According to Carusone, such opportunistic retreading of existing conspiracy narratives is characteristic of these outlets. “They’re not drivers, they’re not weaving new conspiracy theories, they’re amplifying what’s already out there,” he said.
This effort appears to be increasingly well-resourced. Although the financial arrangements of the many Epoch Times non-profits vary, the original Epoch Times Association Inc, headquartered in New York City, saw revenues and donations increase sharply every year between 2016 and 2019 according to IRS 990 declarations inspected by the Guardian. While in 2016, the association took in $3.9m in revenue, in 2019 they brought in $15.4m, and cleared $1.86m after salaries and expenses.
Neither outlet has ever explicitly confirmed its links to Falun Gong, a religious organization which emerged from the so-called “qijong” movement, which teaches adherents to practice breathing, movement and meditation exercises.
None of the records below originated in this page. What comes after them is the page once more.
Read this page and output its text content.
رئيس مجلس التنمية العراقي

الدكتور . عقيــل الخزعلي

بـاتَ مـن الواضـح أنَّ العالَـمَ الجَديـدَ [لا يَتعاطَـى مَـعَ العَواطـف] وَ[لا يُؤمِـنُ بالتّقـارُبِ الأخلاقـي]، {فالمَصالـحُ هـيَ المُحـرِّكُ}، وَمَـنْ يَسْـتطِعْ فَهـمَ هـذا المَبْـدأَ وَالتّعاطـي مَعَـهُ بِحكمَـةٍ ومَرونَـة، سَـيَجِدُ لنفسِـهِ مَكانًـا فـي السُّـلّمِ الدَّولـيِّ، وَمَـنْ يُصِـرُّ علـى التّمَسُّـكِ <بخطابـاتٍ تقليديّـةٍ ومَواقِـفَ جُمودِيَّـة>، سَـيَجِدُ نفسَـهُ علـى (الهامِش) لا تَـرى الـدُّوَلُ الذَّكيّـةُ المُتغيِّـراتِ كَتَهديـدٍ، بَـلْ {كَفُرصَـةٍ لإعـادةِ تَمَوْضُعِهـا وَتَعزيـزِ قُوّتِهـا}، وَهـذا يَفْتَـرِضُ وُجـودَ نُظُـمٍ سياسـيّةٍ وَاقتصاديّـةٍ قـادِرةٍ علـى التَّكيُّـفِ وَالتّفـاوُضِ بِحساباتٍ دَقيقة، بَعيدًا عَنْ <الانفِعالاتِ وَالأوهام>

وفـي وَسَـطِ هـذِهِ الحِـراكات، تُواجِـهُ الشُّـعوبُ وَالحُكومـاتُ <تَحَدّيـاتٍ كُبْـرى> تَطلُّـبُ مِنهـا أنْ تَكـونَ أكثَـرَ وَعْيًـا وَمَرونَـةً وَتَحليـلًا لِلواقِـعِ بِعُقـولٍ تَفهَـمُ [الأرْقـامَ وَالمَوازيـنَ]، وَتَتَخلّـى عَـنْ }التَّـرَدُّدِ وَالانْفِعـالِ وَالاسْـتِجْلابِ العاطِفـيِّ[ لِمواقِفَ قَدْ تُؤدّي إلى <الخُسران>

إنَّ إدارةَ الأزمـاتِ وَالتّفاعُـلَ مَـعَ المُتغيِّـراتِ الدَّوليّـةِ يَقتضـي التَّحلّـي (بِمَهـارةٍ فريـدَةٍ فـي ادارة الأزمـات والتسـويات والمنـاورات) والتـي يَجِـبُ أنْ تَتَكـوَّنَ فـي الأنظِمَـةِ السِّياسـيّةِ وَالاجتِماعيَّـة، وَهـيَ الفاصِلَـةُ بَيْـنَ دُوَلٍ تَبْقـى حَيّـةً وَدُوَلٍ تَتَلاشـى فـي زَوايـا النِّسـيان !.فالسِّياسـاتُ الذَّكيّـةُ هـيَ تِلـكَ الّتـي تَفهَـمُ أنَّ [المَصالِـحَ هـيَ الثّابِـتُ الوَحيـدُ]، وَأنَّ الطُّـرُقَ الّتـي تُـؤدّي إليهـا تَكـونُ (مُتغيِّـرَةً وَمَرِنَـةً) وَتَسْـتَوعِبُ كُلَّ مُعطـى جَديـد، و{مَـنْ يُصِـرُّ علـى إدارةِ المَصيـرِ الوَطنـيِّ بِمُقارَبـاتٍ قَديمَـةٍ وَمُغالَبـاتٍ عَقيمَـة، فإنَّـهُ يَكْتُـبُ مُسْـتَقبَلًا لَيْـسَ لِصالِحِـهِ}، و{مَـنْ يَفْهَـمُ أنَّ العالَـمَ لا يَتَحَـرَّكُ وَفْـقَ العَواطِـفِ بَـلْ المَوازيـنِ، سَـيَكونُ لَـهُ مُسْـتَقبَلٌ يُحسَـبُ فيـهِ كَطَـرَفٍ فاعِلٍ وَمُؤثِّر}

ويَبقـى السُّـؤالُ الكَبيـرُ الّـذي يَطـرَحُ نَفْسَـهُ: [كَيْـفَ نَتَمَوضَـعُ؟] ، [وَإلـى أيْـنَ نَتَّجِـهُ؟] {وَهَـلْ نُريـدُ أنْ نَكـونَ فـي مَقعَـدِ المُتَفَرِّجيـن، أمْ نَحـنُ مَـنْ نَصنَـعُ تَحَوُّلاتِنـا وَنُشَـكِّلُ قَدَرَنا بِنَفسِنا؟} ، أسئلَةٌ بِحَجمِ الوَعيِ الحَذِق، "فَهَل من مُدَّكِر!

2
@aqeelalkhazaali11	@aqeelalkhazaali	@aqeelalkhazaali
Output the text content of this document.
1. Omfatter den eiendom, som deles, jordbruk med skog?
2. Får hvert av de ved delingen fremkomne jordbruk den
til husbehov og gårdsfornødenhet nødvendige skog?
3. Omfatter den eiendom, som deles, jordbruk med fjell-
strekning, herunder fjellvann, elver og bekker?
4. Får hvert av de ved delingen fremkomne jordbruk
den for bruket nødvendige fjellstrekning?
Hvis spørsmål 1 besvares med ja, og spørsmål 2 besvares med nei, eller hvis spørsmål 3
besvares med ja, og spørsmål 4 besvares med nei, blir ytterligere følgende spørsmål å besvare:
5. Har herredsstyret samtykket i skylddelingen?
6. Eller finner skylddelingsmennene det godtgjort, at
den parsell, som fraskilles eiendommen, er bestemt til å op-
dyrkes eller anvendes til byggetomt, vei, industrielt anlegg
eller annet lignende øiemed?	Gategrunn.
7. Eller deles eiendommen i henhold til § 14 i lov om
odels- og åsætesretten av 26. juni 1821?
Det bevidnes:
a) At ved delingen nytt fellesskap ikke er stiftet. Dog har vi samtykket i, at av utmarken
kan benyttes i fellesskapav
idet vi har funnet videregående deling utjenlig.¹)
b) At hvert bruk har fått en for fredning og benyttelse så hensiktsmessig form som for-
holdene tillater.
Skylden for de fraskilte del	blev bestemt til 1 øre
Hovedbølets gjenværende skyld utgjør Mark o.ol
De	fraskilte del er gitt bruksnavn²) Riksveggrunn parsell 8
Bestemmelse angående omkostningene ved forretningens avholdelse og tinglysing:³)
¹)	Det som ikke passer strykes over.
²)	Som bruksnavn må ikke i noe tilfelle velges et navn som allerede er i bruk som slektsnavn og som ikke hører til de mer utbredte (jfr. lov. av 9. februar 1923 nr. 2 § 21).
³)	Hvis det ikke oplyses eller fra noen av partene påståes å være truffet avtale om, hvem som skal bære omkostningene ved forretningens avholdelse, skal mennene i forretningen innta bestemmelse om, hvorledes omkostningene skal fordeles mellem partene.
But former employees reportedly say that they are run by movement adherents, and that Falun Gong founder and leader, Li Hongzhi, and others in the movement’s hierarchy exercise a powerful influence over the outlets’ anti-China messaging.
Alongside the English language outlets, Chinese language outlets and a dance troupe spread the group’s messages.
Though Falun Gong emerged in China in the 1990s, its founder now lives in the US.
The Epoch Times, which began as a print newspaper in 2000, has been a steadfast opponent of the CCP.
The newspaper was founded in Georgia by a Chinese-American Falun Gong adherent, John Tang, and a group of like-minded businessmen. Over the next half-decade it expanded internationally.
Carusone says that the intensification of conspiracy messaging in the output of NTD and the Epoch Times, along with their embrace of Trumpism could make them more influential as the far right regroups in the coming months and heads towards the 2022 midterm elections.
“There’s an incredible demand for a version of the world centered on one big villain.” he said. “Epoch Times provides that very simple narrative.”